Some states, in fact, are now doing so — but not Michigan. For years, the civic watchdog Rich Robinson has run the nonprofit and nonpartisan Michigan Campaign Finance Network, which is dedicated to honesty and transparency in politics. He was outraged by what the state senate pulled. 

“Michigan is earning a reputation as the dark money capital of American politics. If this bill passes the House, it deserves to be vetoed,” Robinson said, which means it may be up to Gov. Rick Snyder. Gee, I wonder if we should be worried.

What Nobody Else Will Say

Despite efforts to canonize Renisha McBride, the young woman killed in Dearborn Heights, she doesn’t seem to have been a model teenager. According to the medical examiner’s office, she was roaring drunk and possibly high on pot when she crashed her car into a parked vehicle in the wee hours one morning.

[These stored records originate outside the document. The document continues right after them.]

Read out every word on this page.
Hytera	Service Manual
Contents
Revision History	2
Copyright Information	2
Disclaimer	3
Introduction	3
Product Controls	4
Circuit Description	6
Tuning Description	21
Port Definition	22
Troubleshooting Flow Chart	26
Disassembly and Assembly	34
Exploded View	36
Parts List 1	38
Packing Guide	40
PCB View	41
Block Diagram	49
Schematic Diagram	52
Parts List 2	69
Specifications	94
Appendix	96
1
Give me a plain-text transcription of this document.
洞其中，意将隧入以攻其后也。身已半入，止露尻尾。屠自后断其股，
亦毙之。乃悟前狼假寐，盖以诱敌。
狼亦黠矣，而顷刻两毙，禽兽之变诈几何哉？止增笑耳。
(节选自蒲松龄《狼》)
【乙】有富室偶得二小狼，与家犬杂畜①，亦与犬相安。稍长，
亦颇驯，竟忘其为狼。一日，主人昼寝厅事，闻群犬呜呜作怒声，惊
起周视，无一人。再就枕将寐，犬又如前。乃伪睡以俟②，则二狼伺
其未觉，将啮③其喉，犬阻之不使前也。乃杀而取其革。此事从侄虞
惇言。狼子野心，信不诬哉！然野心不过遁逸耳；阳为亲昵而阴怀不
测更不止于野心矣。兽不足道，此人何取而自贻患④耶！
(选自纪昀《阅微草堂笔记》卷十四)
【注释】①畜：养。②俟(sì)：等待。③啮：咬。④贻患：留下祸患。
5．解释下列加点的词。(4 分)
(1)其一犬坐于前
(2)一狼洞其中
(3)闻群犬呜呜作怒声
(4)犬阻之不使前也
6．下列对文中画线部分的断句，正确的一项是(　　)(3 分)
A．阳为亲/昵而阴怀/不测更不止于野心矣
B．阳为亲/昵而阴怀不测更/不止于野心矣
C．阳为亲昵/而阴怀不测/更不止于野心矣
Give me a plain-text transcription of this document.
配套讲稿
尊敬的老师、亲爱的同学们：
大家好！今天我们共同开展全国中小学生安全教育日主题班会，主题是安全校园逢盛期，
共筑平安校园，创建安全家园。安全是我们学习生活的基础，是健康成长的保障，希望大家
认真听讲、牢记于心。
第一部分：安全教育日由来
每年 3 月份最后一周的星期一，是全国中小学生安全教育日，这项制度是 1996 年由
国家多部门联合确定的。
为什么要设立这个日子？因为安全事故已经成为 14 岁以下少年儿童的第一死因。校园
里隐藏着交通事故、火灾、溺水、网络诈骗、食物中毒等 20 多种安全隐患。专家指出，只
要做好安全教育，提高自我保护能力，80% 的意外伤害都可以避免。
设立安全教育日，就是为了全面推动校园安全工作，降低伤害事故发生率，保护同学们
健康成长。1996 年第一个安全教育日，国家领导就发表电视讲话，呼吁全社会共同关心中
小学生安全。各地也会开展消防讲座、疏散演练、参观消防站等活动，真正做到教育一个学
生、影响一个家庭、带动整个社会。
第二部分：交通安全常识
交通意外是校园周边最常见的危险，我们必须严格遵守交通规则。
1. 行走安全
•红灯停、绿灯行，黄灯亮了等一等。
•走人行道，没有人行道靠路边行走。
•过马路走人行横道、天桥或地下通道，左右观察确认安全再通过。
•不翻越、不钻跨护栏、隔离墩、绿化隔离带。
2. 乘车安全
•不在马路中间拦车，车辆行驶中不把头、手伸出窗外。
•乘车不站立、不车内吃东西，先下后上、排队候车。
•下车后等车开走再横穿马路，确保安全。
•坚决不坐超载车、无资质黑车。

She did not, however, deserve to be blown away by some Dearborn Heights Clint Eastwood with a shotgun.

Hours after she wandered off from the crash scene Nov. 2, she turned up on the porch of one Theodore Wafer. What she did then, we don’t know. What we do know is that Wafer opened the front door and shot her in the face — with a shotgun!

Even Dirty Harry didn’t go around shooting drunken unarmed little girls at 4:45 a.m. The Wayne County Prosecutor said McBride was unarmed and had knocked at the screen door. Well, there’s nothing wrong with being scared if someone tries to get into your house in the wee hours. What you do in that case is call 911. Nobody may ever know what really took place on that porch.

The truth is already being eclipsed by politics, race and myth. Yet what we should be asking is: What is wrong with a culture where nobody even questions whether you should have a loaded weapon of mass destruction by your front door?

Or how could Wafer, or anyone else, even think it might be all right to blow away a woman on his porch?

The answer is simple: Ask the National Rifle Association and the rest of the gun lobby. They’re the ones who block any and every attempt to make our world safer.

They have fanatically fought any attempt to regulate guns in any way, and the results are Columbine, Virginia Tech, Newtown — and a dead girl on a Dearborn Heights front porch.

Not to mention the shootings of Gabby Giffords, James Brady and tens of thousands more. Yes, that is all courtesy of the NRA, and over and over again they keep bringing you their hands-off message.